Behavioral economist Richard Thaler explains why financial professionals need to be familiar with psychology.
Daniel Kahneman and Amos Tversky legitimized behavioral economics—the study of how people really behave around money, as opposed to how economists say a rational person ought to behave.
Then Richard Thaler and Cass Sunstein applied the lessons of behavioral economics to everyday life with their book Nudge. The duo nudged so successfully that in recent years, their prescriptions have been put to work in corporate retirement plans—and even public policy—on a global scale.
When I spoke to Thaler to discuss his newest book, Misbehaving, a series of stories documenting the rise of behavioral economics, he told me that he has a message for those who seek to employ his methods:
“Nudge for good.”
And why does he say that?
“Not all of the applications of behavioral science in the private sector are being used to the benefit of the consumers,” explains Thaler, a professor at the University of Chicago’s Booth School of Business.

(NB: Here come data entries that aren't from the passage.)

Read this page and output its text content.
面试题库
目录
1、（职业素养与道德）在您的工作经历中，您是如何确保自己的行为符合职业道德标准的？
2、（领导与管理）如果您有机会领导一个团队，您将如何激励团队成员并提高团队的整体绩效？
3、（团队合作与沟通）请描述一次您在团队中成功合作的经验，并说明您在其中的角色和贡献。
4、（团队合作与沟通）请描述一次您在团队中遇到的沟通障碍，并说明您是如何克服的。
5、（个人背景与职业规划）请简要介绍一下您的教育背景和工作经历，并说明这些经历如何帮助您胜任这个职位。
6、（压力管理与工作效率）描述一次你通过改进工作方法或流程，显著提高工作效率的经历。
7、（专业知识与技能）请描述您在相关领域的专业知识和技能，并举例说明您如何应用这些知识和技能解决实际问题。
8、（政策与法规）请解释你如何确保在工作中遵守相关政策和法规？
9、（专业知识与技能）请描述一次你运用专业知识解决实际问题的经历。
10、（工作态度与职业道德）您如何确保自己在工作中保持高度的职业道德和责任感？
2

It’s a plea that Thaler extends to financial advisers. He and Sunstein didn’t invent nudging, says Thaler. “People have been trying to nudge people for a long time,” he says, “and you can do it to try and help people out or to swindle them. Bernie Madoff was an expert at nudging.”
Here are three compelling directives from Thaler to us financial advisers. They serve as guidance for how we, collectively, can do good well:
Understand the lessons of behavioral finance for your work with clients.
“If the main thing that a financial adviser does in a session with a client involves looking at spreadsheets, then they’re not doing their job,” says Thaler. “It is as much psychology as it is finance.”
“No one would think that somebody’s qualified to be a financial adviser if they don’t know the difference between a stock and a bond,” he continues, “but people think it’s perfectly fine to be a financial adviser without knowing the difference between ‘System 1’ and ‘System 2’ [Kahneman’s shorthand for two different ways that people think] or loss aversion.”
Unlike the Fed’s counsel, Thaler’s advice is refreshingly discernable. But most of us weren’t trained in the behavioral sciences. How do we learn? For starters, we’ve got to educate ourselves, and there are a number of excellent books out there.
Consider beginning with the broad perspective and historical view offered in Misbehaving. Follow that with Daniel Kahneman’s Thinking, Fast and Slow. It provides a deep but surprisingly readable dive into the science—illuminated through the device of the brain’s “System 1” and “System 2.” The Heath brothers’ Switch, as well as Thaler and Sunstein’s Nudge, then help us envision how to apply the science. Malcolm Gladwell puts his mark on the field in Blink and Daniel Pink provides a primer on the science of motivation in Drive. There are many more, but this list will undoubtedly spur some insight into how behavioral finance can be applied in your practice.
Do the work.
It is, of course, at this point—the application of wisdom directly into practice—where most advisers become stalled. We will ultimately fall into our behavioral ruts, or in Thaler’s parlance, our default systems. But in much the same way that financial planning recommendations not implemented by clients aren’t doing them any good, knowledge that isn’t actively applied in our advisory practices accomplishes nothing.
Here is where skilled practice management consultants and thought leaders like Carol Anderson of Money Quotient, Kinder Institute founder George Kinder, and Susan Bradley of the Sudden Money Institute have helped advisers shape their practices with an eye for the unseen behavioral elements of our work.
So if our client meetings aren’t spent poring over data, where should our focus be? According to Thaler, it begins with “simply recognizing that the job of understanding what your clients’ goals and fears and needs are is at least as important as crunching the numbers.” He continues: “If you understand how people think, then it’ll be easier for you to communicate with people and devise strategies that they will be able to implement.”
Embrace the fiduciary standard.
I didn’t bring it up; he did. And while Thaler didn’t want to get into the details of any proposed rules or regulations, he spoke with crystal clarity regarding the industry debate over whether or not financial professionals should be held to a legal standard that requires them to act in the best interest of their clients, as fiduciaries. “The principle should not be controversial,” he says. “Anybody who doesn’t think that a financial adviser should be acting as a fiduciary should find another line of work.”
Finally, I asked Thaler how he might sum up his advice for financial advisers.
“You can’t do your job well unless you understand how your clients think,” he said.
And once we do, let’s remember to nudge—for good.